Artificial intelligence continues to make inroads into many aspects of our lives. But what about biology, the study of life itself? AI can examine hundreds of thousands of genomic data points to identify potential new therapeutic targets. Although these genomic insights can be helpful, scientists are not sure how today’s AI models reach their conclusions in the first place. Now a new system called SQUID arrives on the scene, armed to open the black box of AI’s dark internal logic.
SQUID (Surrogate Quantitative Interpretability for Deepnets) is a computational tool created by scientists at Cold Spring Harbor Laboratory (CSHL). It is designed to help interpret how AI models analyze the genome. Compared to other analysis tools, SQUID is more consistent, reduces background noise, and can lead to more accurate predictions about the effects of genetic mutations.

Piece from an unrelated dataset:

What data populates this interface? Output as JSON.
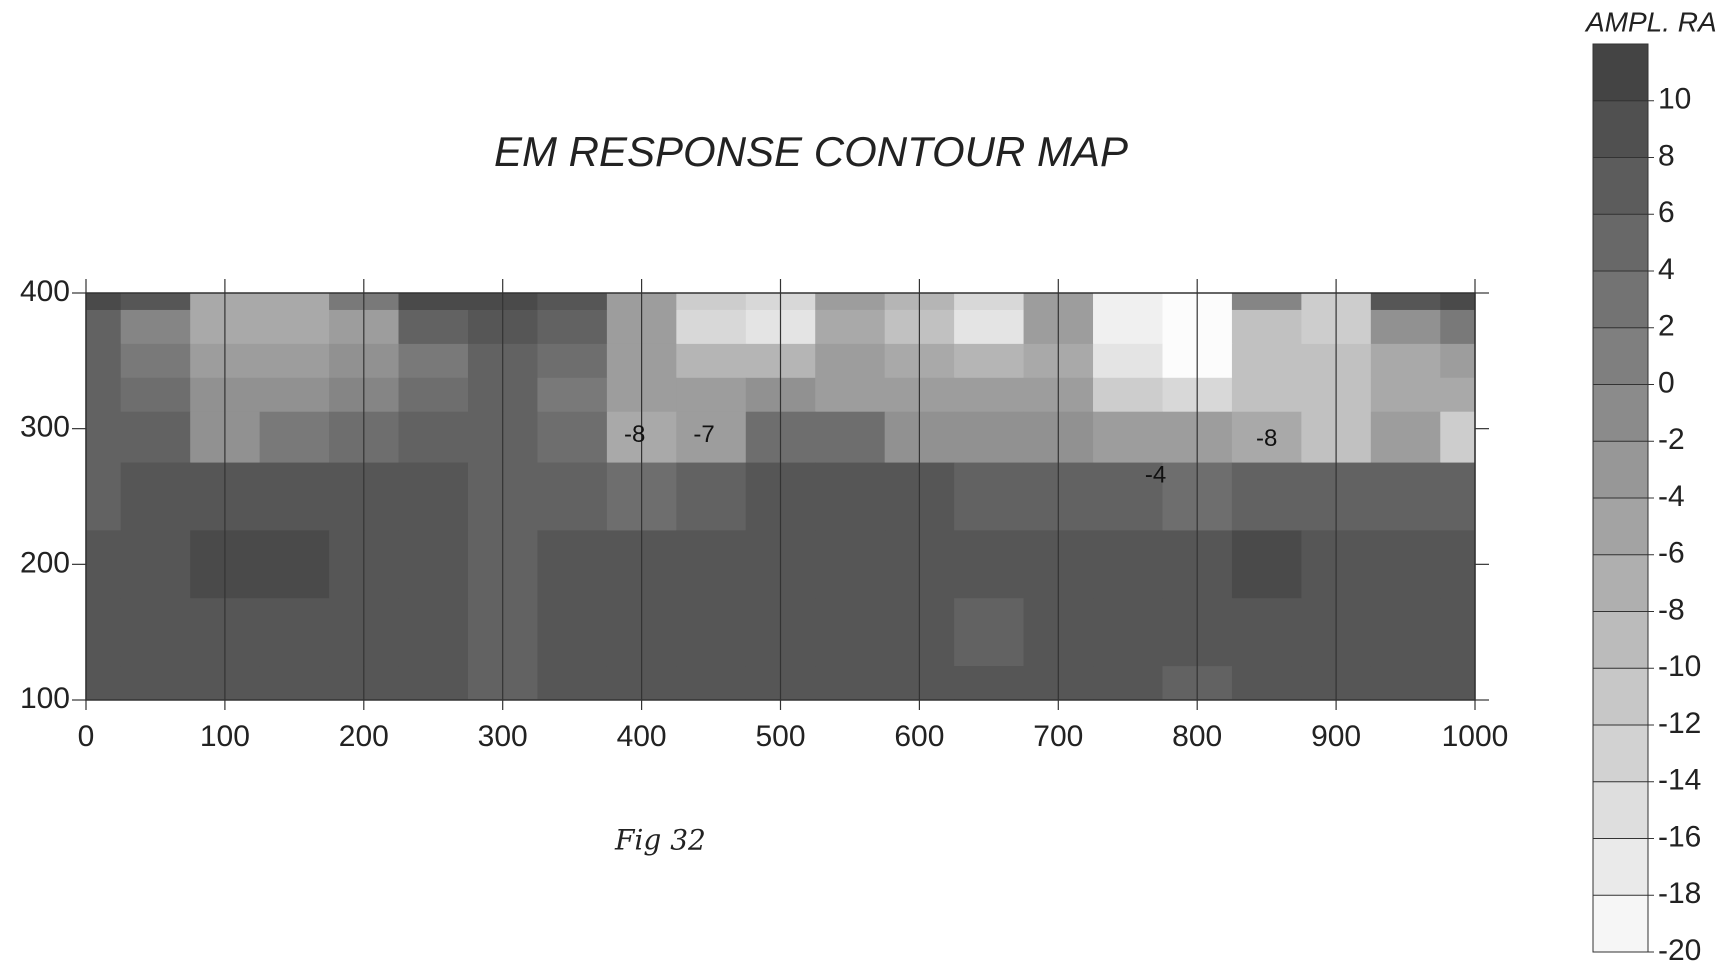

How can I make it work even better? CSHL Assistant Professor Peter Koo says SQUID’s professional training is key.
“The tools that people use to understand these models primarily come from other fields, like computer vision or natural language processing. They can be useful, but they’re not optimal for genomics. What we’ve done with SQUID has been decades of use. Quantitative “Knowledge of genetics helps us understand what these deep neural networks are learning,” explains Koo.
SQUID works by first creating a library of over 100,000 variant DNA sequences. They then use a program called MAVE-NN (Multiplex Assays of Variant Effects Neural Network) to analyze the library of mutations and their effects. This tool allows scientists to conduct thousands of virtual experiments simultaneously. In fact, they can “discover” the algorithm behind the most accurate predictions of a given AI. Their computational “catch” could set the stage for experiments that are more grounded in reality.
“In silico (virtual) experiments cannot replace real laboratory experiments. They can nevertheless be very informative, helping scientists hypothesize about how specific regions of the genome work or whether mutations may have clinically relevant effects. It can help build .” CSHL Associate Professor Justin Kinney, co-author of the study, explains:
There are countless AI models in the ocean. More people are entering the water every day. Koo, Kinney and their colleagues hope that SQUID will help scientists figure out what best meets their professional needs.
Despite being mapped, the human genome remains an incredibly difficult area. SQUIDs can help biologists explore the field more effectively and get closer to the true medical implications of their findings.